Of course Donald did not receive nidotherapy in the formal sense. But the University of Glasgow practised it perfectly when they made him the official piper for the University. They knew he had schizophrenia, but they also knew he was an excellent piper, and so his illness was discounted. It is quite clear that this role was also what Donald wanted, and the fact that he was carrying out an important task on behalf of the University, not a token one that is so common in those with severe mental illness, meant that his self esteem was maintained and that in many ways he considered himself to be much more important than his brother.

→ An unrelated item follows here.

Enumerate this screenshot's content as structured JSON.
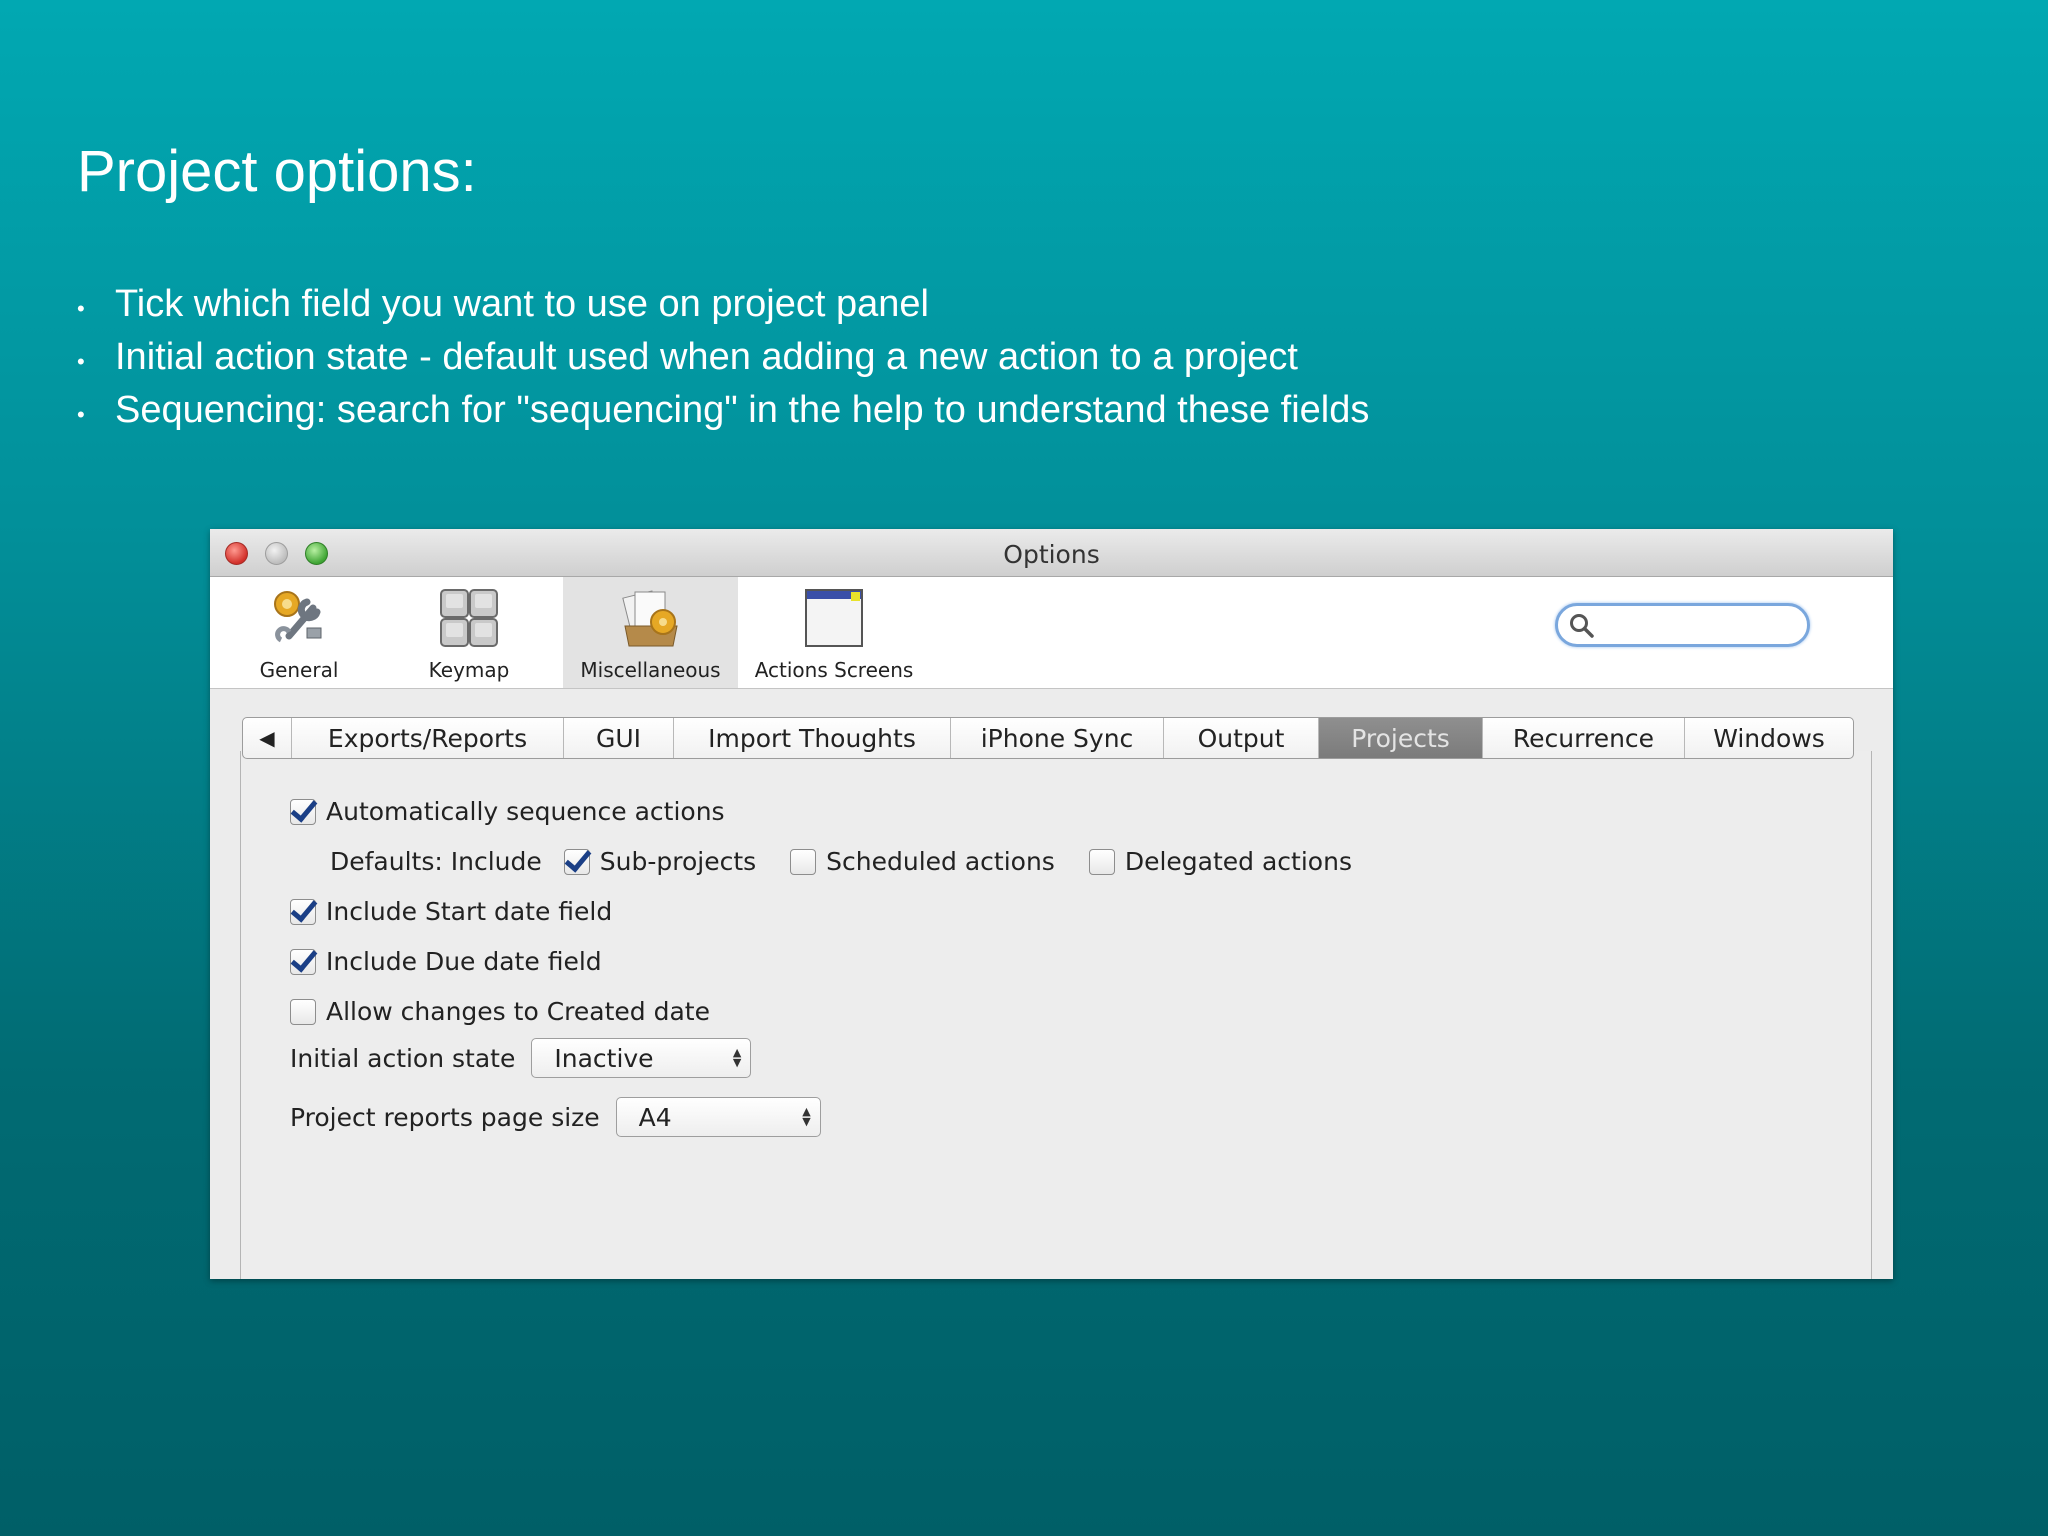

We need more organisations like the University of Glasgow to be far-seeing and generous in their understanding of mental illness. We are trying to promote this by developing nidotherapy across the world, not just in the United Kingdom. To date, Sweden has been the most generous in embracing it. The Donald saga, for it is indeed a saga of considerable proportion, is an excellent example of the advantages of nidotherapy in practice, and should be a beacon for those who want to move the treatment of severe mental illness forward.

If you want to read more about nidotherapy go to , and, even better, registerto attend one of our nidotherapy workshops at Newark every February. You can also support nidotherapy by coming to ‘The Death of King John’ at the Palace Theatre in Newark on 19th October, the 800th anniversary of King John’s death in Newark Castle in 1216. If anyone needed nidotherapy, it was King John, but he was 800 years out of time.

PS from Alastair … I have had some inquiries about where people can buy copies of Donald’s bagpipe CDs. Glasgow University kindly donated all unsold stock to the family and we have donated several hundred of his CDs to the Scottish Association for Mental Health. The charity will be using them to raise funds.

We will also be donating his several sets of bagpipes to young pipers who cannot afford their own.